Heading: the reserve policy

Text: I am unable to agree with my colleagues' construction of the primary policy issued by Reserve to Pisciotta. The majority insists that Words used in an insurance policy are to be interpreted according to the plain meaning which a layman would ordinarily attach to them. ( Ante, p. 807.) Adopting such an interpretative approach, I conclude that Tyler was a member of the family of the insured residing in the same household as the insured, and thus was excluded from coverage under the Reserve policy. Tyler lived with his mother, his brother, and his stepfather, the insured Pisciotta, and was fully supported by Pisciotta. In the words of the majority, the insured treated ( ante, p. 805) him as if he was a natural child. He lived in the same household as the insured, Pisciotta. The record before us strongly suggests that Pisciotta, his wife (Tyler's mother), and Tyler himself considered Tyler to be, in every sense, a member of Pisciotta's family. Within their several functions, I would expect that the federal census, Internal Revenue Service, public schools, Department of Motor Vehicles, the military draft, etc. would similarly treat Tyler as a member of Pisciotta's family. While the majority insists that Courts will not adopt a strained or absurd interpretation to create an ambiguity ( ante, p. 807), the consequences of its analysis are unusual. If the following persons, all living together in Pisciotta's household, were injured in the same boat accident, the majority would interpret his Reserve insurance coverage to exclude his wife, his son and an adopted son, but not to exclude his stepson.

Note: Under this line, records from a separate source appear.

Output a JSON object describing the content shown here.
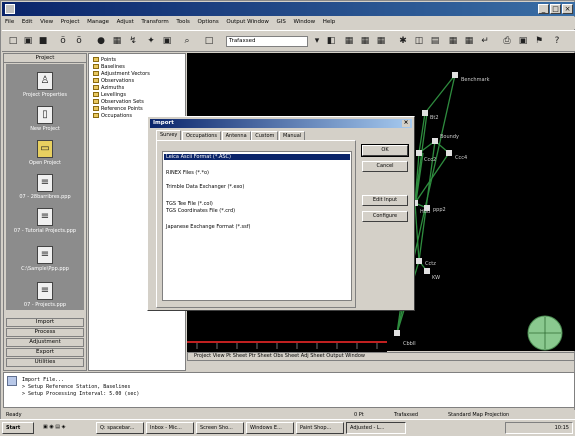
{
  "window": {
    "title": "",
    "min": "_",
    "max": "□",
    "close": "×"
  },
  "menu": [
    "File",
    "Edit",
    "View",
    "Project",
    "Manage",
    "Adjust",
    "Transform",
    "Tools",
    "Options",
    "Output Window",
    "GIS",
    "Window",
    "Help"
  ],
  "toolbar": {
    "combo_value": "Trafaxsed"
  },
  "left_panel": {
    "header": "Project",
    "items": [
      {
        "label": "Project Properties",
        "icon": "project-properties-icon"
      },
      {
        "label": "New Project",
        "icon": "new-project-icon"
      },
      {
        "label": "Open Project",
        "icon": "open-project-icon"
      },
      {
        "label": "07 - 28barribres.ppp",
        "icon": "project-file-icon"
      },
      {
        "label": "07 - Tutorial \nProjects.ppp",
        "icon": "project-file-icon"
      },
      {
        "label": "C:\\Sample\\Ppp.ppp",
        "icon": "project-file-icon"
      },
      {
        "label": "07 - Projects.ppp",
        "icon": "project-file-icon"
      }
    ],
    "buttons": [
      "Import",
      "Process",
      "Adjustment",
      "Export",
      "Utilities"
    ]
  },
  "tree": [
    "Points",
    "Baselines",
    "Adjustment Vectors",
    "Observations",
    "Azimuths",
    "Levellings",
    "Observation Sets",
    "Reference Points",
    "Occupations"
  ],
  "canvas": {
    "labels": [
      "Benchmark",
      "Bt2",
      "Boundy",
      "Ccc4",
      "Ccc2",
      "Hdd",
      "ppp2",
      "Cctz",
      "KW",
      "Cbbll"
    ],
    "bg_color": "#000000",
    "link_color": "#2e8b3e",
    "node_color": "#e0e0e0",
    "footer_tabs": "Project View  Pt Sheet  Ptr Sheet  Obs Sheet  Adj Sheet  Output Window"
  },
  "command_window": {
    "lines": [
      "Import File...",
      "> Setup Reference Station, Baselines",
      "> Setup Processing Interval: 5.00 (sec)"
    ]
  },
  "app_status": {
    "left": "Ready",
    "mid1": "0 Pt",
    "mid2": "Trafaxsed",
    "right": "Standard Map Projection"
  },
  "dialog": {
    "title": "Import",
    "tabs": [
      "Survey",
      "Occupations",
      "Antenna",
      "Custom",
      "Manual"
    ],
    "active_tab": 0,
    "items": [
      "Leica Ascii Format (*.ASC)",
      "RINEX Files (*.*o)",
      "Trimble Data Exchanger (*.exo)",
      "TGS Tee File (*.col)",
      "TGS Coordinates File (*.crd)",
      "Japanese Exchange Format (*.ssf)"
    ],
    "buttons": {
      "ok": "OK",
      "cancel": "Cancel",
      "edit_input": "Edit Input",
      "configure": "Configure"
    }
  },
  "taskbar": {
    "start": "Start",
    "tasks": [
      "Q: spacebar...",
      "Inbox - Mic...",
      "Screen Sho...",
      "Windows E...",
      "Paint Shop...",
      "Adjusted - L..."
    ],
    "tray_time": "10:15"
  }
}
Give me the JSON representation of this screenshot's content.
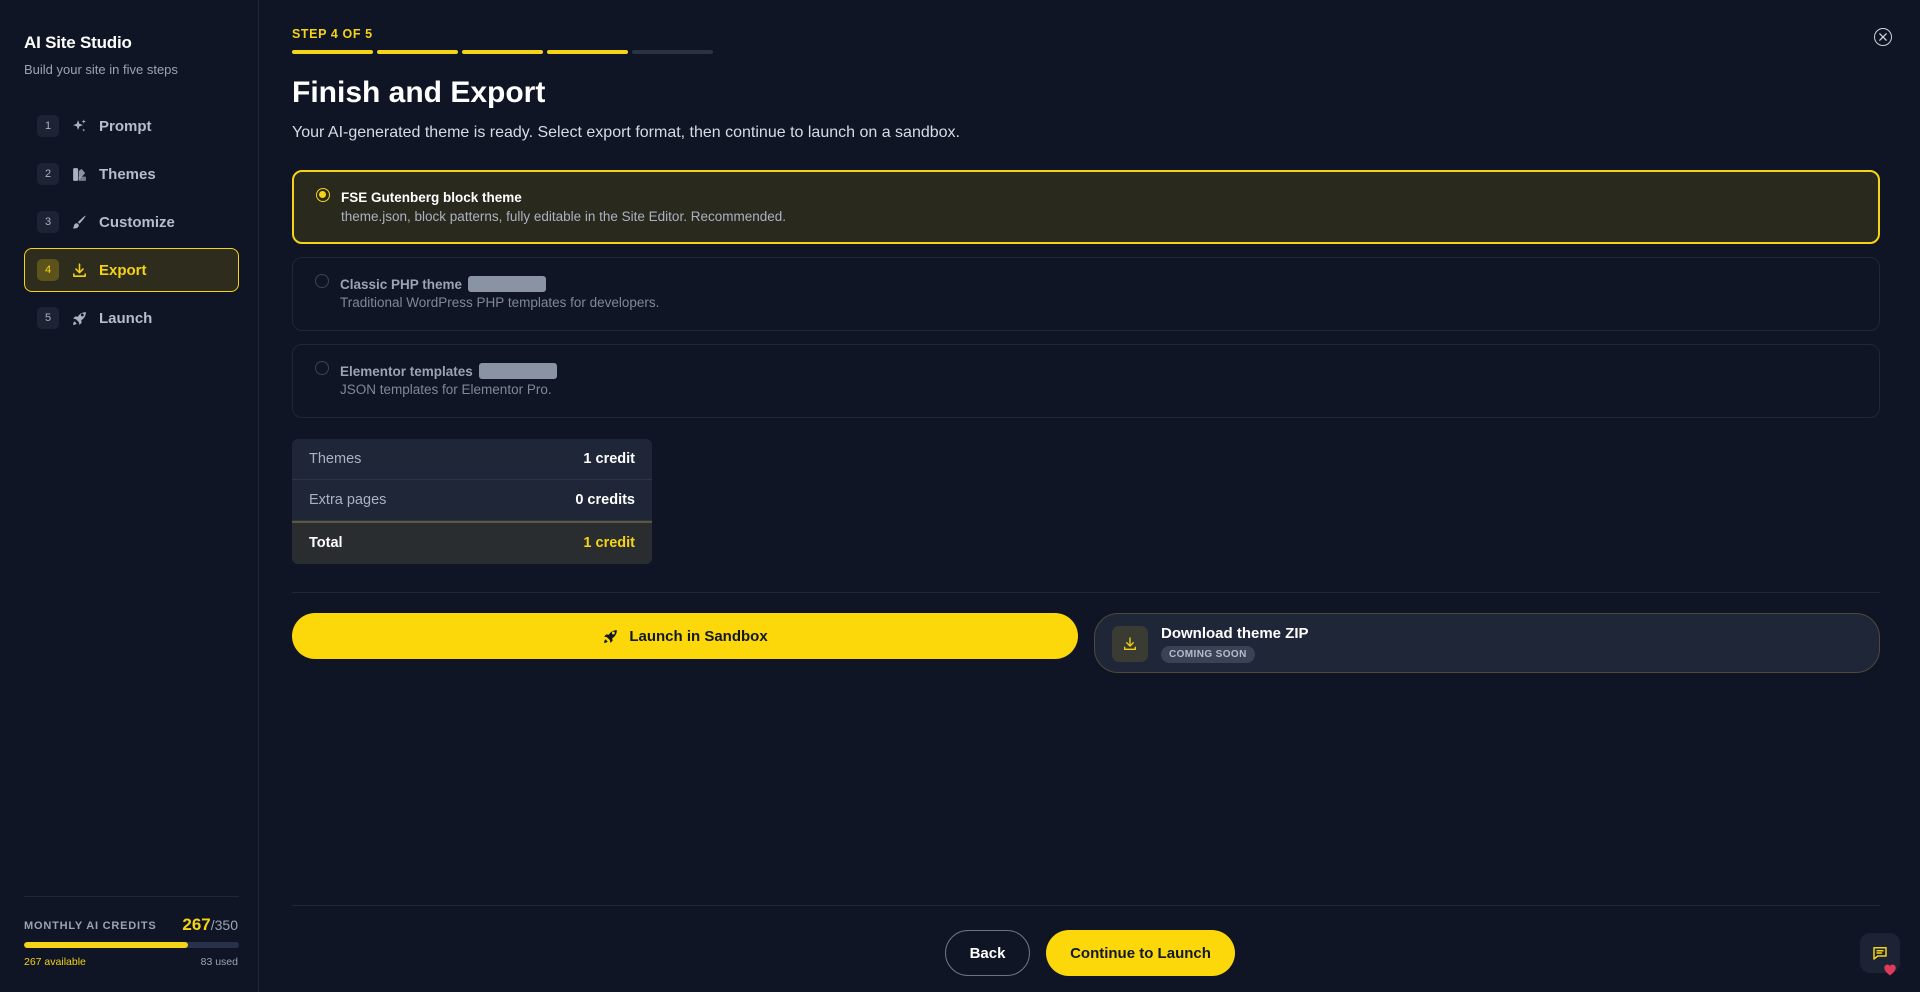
{
  "sidebar": {
    "title": "AI Site Studio",
    "subtitle": "Build your site in five steps",
    "items": [
      {
        "num": "1",
        "label": "Prompt",
        "icon": "sparkles-icon"
      },
      {
        "num": "2",
        "label": "Themes",
        "icon": "palette-icon"
      },
      {
        "num": "3",
        "label": "Customize",
        "icon": "brush-icon"
      },
      {
        "num": "4",
        "label": "Export",
        "icon": "download-icon",
        "active": true
      },
      {
        "num": "5",
        "label": "Launch",
        "icon": "rocket-icon"
      }
    ],
    "credits": {
      "label": "MONTHLY AI CREDITS",
      "value": "267",
      "total": "/350",
      "fraction": 0.763,
      "available": "267 available",
      "used": "83 used"
    }
  },
  "header": {
    "step_label": "STEP 4 OF 5",
    "steps_total": 5,
    "steps_done": 4
  },
  "main": {
    "title": "Finish and Export",
    "description": "Your AI-generated theme is ready. Select export format, then continue to launch on a sandbox.",
    "options": [
      {
        "title": "FSE Gutenberg block theme",
        "desc": "theme.json, block patterns, fully editable in the Site Editor. Recommended.",
        "selected": true
      },
      {
        "title": "Classic PHP theme",
        "desc": "Traditional WordPress PHP templates for developers.",
        "selected": false
      },
      {
        "title": "Elementor templates",
        "desc": "JSON templates for Elementor Pro.",
        "selected": false
      }
    ],
    "cost": {
      "rows": [
        {
          "label": "Themes",
          "value": "1 credit"
        },
        {
          "label": "Extra pages",
          "value": "0 credits"
        }
      ],
      "total_label": "Total",
      "total_value": "1 credit"
    },
    "launch_label": "Launch in Sandbox",
    "download": {
      "title": "Download theme ZIP",
      "badge": "COMING SOON"
    }
  },
  "footer": {
    "back_label": "Back",
    "continue_label": "Continue to Launch"
  },
  "colors": {
    "accent": "#f5d317",
    "background": "#0f1524",
    "panel": "#1e2638"
  }
}
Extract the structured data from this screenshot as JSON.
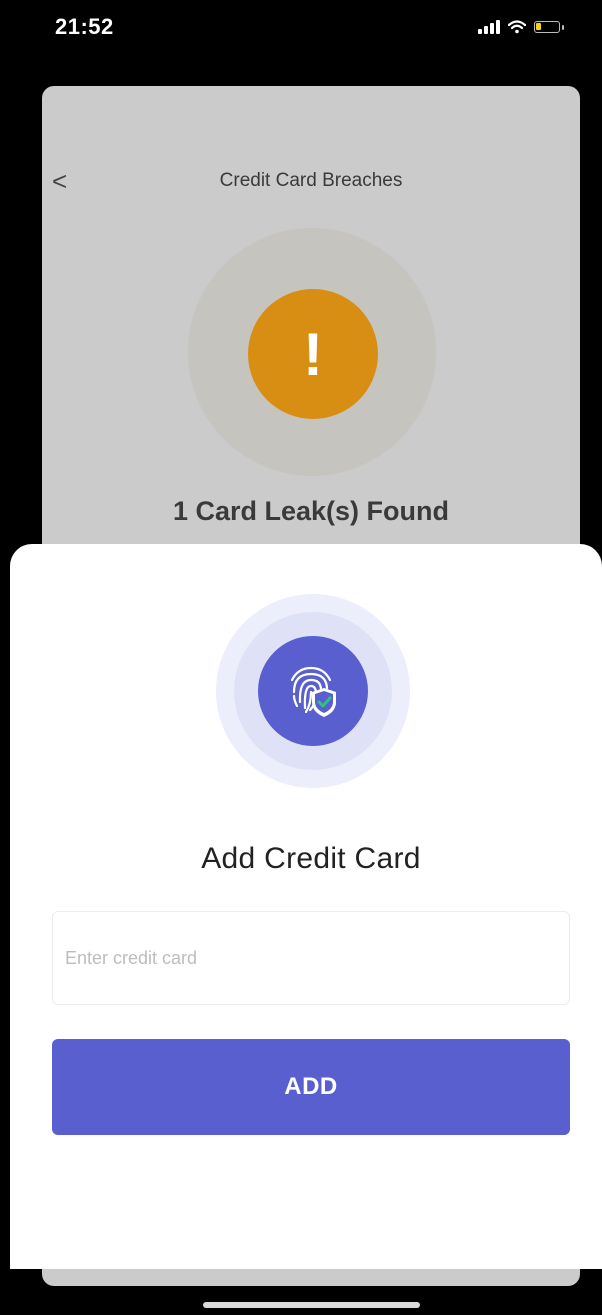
{
  "status_bar": {
    "time": "21:52",
    "icons": [
      "cellular-signal-icon",
      "wifi-icon",
      "battery-low-icon"
    ]
  },
  "background_page": {
    "back_icon": "chevron-left-icon",
    "back_glyph": "<",
    "title": "Credit Card Breaches",
    "alert_icon": "exclamation-icon",
    "alert_glyph": "!",
    "leak_summary": "1 Card Leak(s) Found"
  },
  "sheet": {
    "icon": "fingerprint-shield-check-icon",
    "title": "Add Credit Card",
    "input": {
      "value": "",
      "placeholder": "Enter credit card"
    },
    "add_button_label": "ADD"
  },
  "colors": {
    "accent": "#5A5FCF",
    "warning": "#D88E12",
    "check": "#2EC27E"
  }
}
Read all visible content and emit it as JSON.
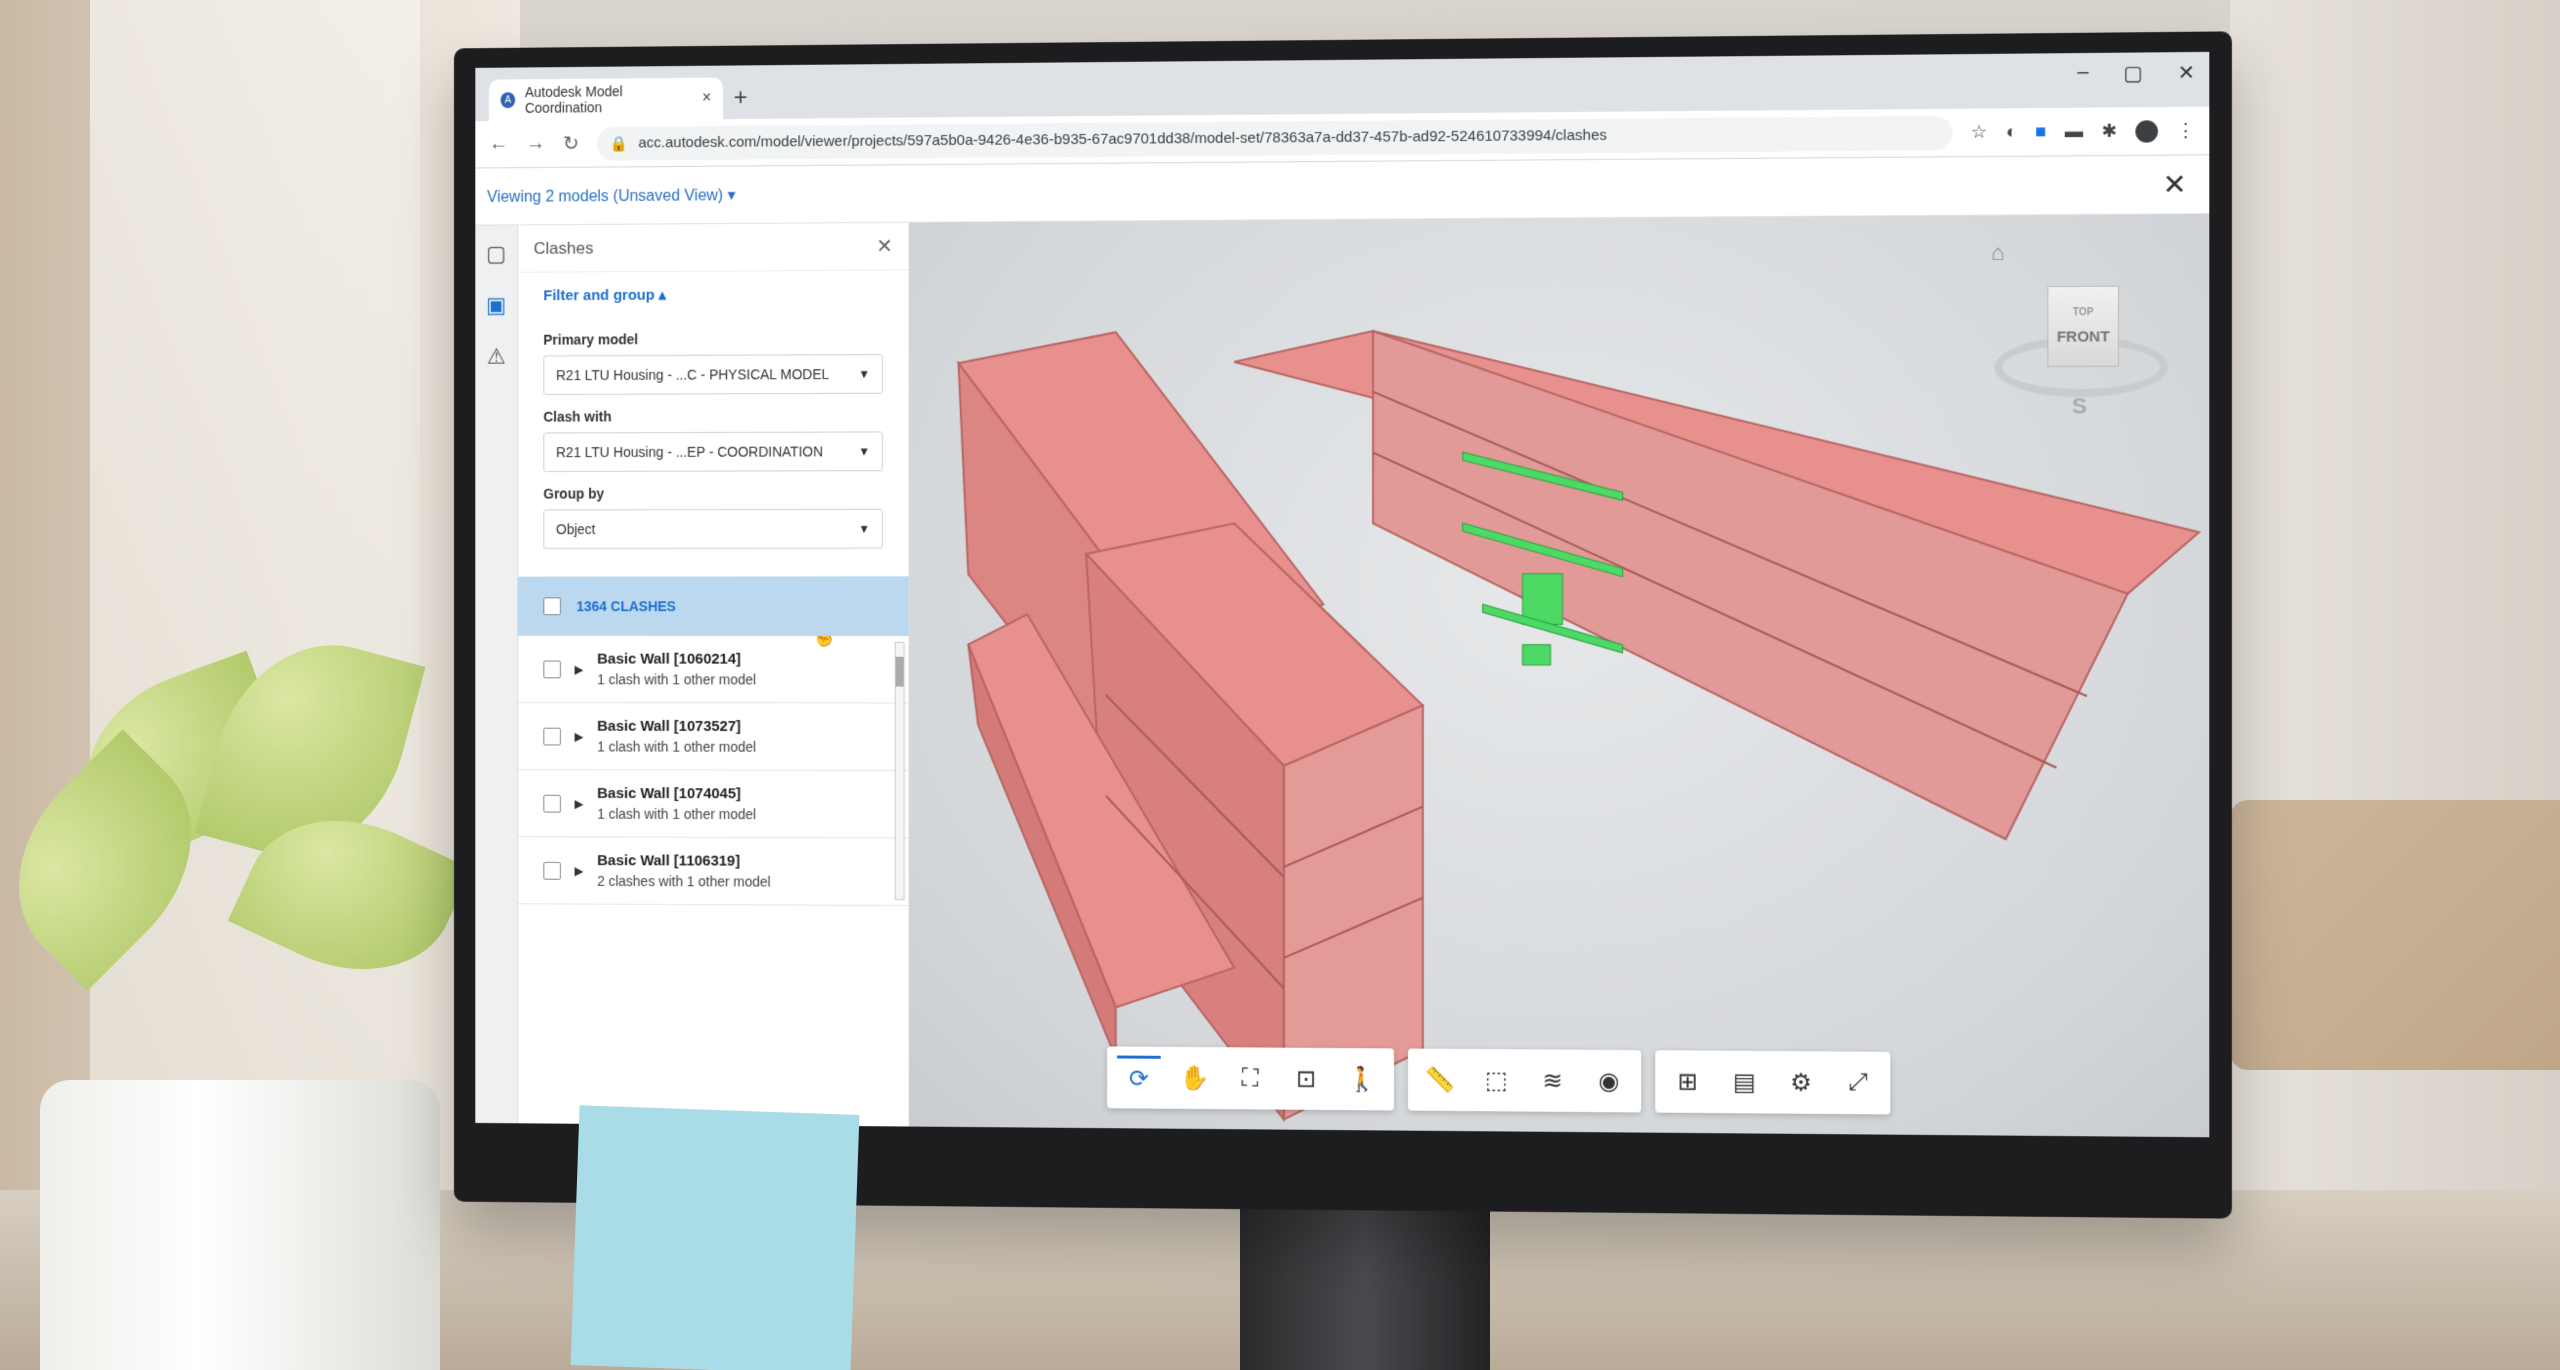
{
  "browser": {
    "tab_title": "Autodesk Model Coordination",
    "tab_close": "×",
    "new_tab": "+",
    "url": "acc.autodesk.com/model/viewer/projects/597a5b0a-9426-4e36-b935-67ac9701dd38/model-set/78363a7a-dd37-457b-ad92-524610733994/clashes",
    "window_controls": [
      "–",
      "▢",
      "✕"
    ]
  },
  "viewer": {
    "models_label": "Viewing 2 models (Unsaved View) ▾",
    "close": "✕"
  },
  "panel": {
    "title": "Clashes",
    "close": "✕",
    "filter_group": "Filter and group ▴",
    "primary_model_label": "Primary model",
    "primary_model_value": "R21 LTU Housing - ...C - PHYSICAL MODEL",
    "clash_with_label": "Clash with",
    "clash_with_value": "R21 LTU Housing - ...EP - COORDINATION",
    "group_by_label": "Group by",
    "group_by_value": "Object",
    "clash_count": "1364 CLASHES",
    "rows": [
      {
        "title": "Basic Wall [1060214]",
        "sub": "1 clash with 1 other model"
      },
      {
        "title": "Basic Wall [1073527]",
        "sub": "1 clash with 1 other model"
      },
      {
        "title": "Basic Wall [1074045]",
        "sub": "1 clash with 1 other model"
      },
      {
        "title": "Basic Wall [1106319]",
        "sub": "2 clashes with 1 other model"
      }
    ]
  },
  "viewcube": {
    "face": "FRONT",
    "top": "TOP",
    "compass_s": "S"
  },
  "colors": {
    "accent": "#1f6fd1",
    "model_red": "#e8908e",
    "clash_green": "#4cd964"
  }
}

This seems to me to be a strained interpretation, and an artificial and unnatural result. It surely is not consistent with the reasonable coverage expectations of the insured or his family. In the absence of contrary evidence, there is no basis upon which to conclude that Pisciotta distinguished Tyler from the other members of his household, whom he also supported; and it is unreasonable to assume that Pisciotta contemplated a differential in insurance coverage among those members which, for example, would exclude his wife, but not her son. In short, I find no ambiguity upon which to predicate differential insurance exposure. I think that the average layman would interpret the plain meaning of the term family in the Reserve policy to include Tyler. Accordingly, he is among those expressly excluded from coverage.